Hey a win!
It wasn’t particularly pretty, but the Vancouver Canucks avoided a fifth loss in six games by coming out on top over the Columbus Blue Jackets Saturday night.
The Canucks will take the two points and stuff them in their back pocket before heading out on the road this week for the final time this year.
The Canucks magic number meanwhile is now down to 11. That isn’t to clinch the division or the conference or anything but the games left until the playoffs finally start.
On to the Love Em/Hate Em for the Blue Jackets vs. Canucks.
1. Coast to Coast Edler
The play of the night, and perhaps the Canucks goal of the year, came from Alex Edler who casually went end-to-end without breaking a sweat or even trying.
The Columbus defence parted like the red sea and phoned it in with the intensity of a wet piece of bread.
Edler’s motivation on the goal meanwhile was simple: if he scores, the powerplay is over and he gets to take a nap on the bench.
2. DJ Booth
David Booth continued his hot hand on the second line with his fourth goal in six games as the second line once again showed up to play.

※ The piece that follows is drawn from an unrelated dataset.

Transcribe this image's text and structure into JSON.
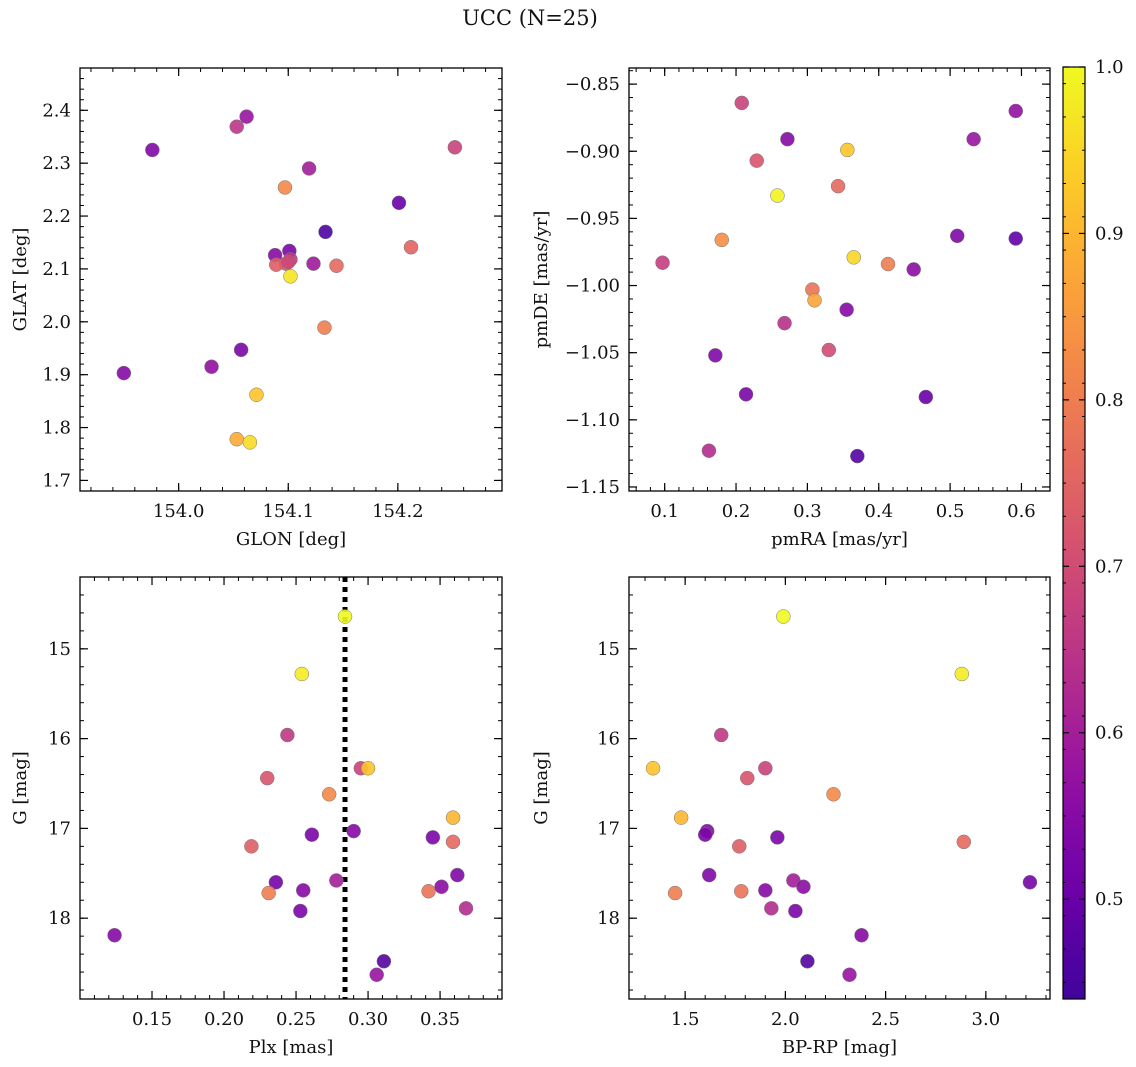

Booth may be a bit of a one-dimensional player but when that dimension is goal-scoring it makes him a very valuable asset.
He’s certainly a better use of $4.5 mill than Keith Ballard (remember him?)
3. Hey Brother
Meanwhile the Sedins bounced back with two goals from Daniel Sedin in a bid to retain first line status on the team. Even better, one came on the powerplay.
Obviously a few goals against Columbus isn’t going to erase all those other games they were blanked it, but it’s a step in the right direction and I’ve been told not to look a gift horse in the mouth, or any type of horse for that matter.
In fact, I’ve been told poking around in horse’s mouths is what got Luck cancelled.
1. Free Passes
Cory gets the benefit of doubt where Roberto doesn’t. That shouldn’t be surprising. It’s also why all those who believe Luongo needs to be pushed off the Burrard Street Bridge would turn their venom on Cory Schneider faster than the backlash against new Coke.
Good luck finding a goalie that isn’t human.
2. Really Steve Mason?
If you’re looking for an explanation for Steve Mason’s incredible drop-off since catching fire as a rookie, it was revealed this week that Mason’s equipment was smaller than the max allowable because he had no idea form-fitting pads were a thing. What?
How do you become an NHL starter and not know a thing about the equipment options you have? Even worse, his new glove probably helped him deny Zack Kassian on his breakaway.
The Blue Jackets just keep getting stranger and stranger…
3. Heart of Oake
I can understand grilling Ryan Kesler over his photo but the Higgins shot wasn’t exactly from a photo shoot and isn’t even recent.
In fact, Oake’s mention was the first time it’s been even remotely on the radar of Canucks Nation in about half a dozen weekes.
But hey it’s Scott Oake so why would you expect anything different? To borrow one of many awkward Kevin Weekes lines on the night, when Scott Oake is talking hockey “the physical temperature rises”.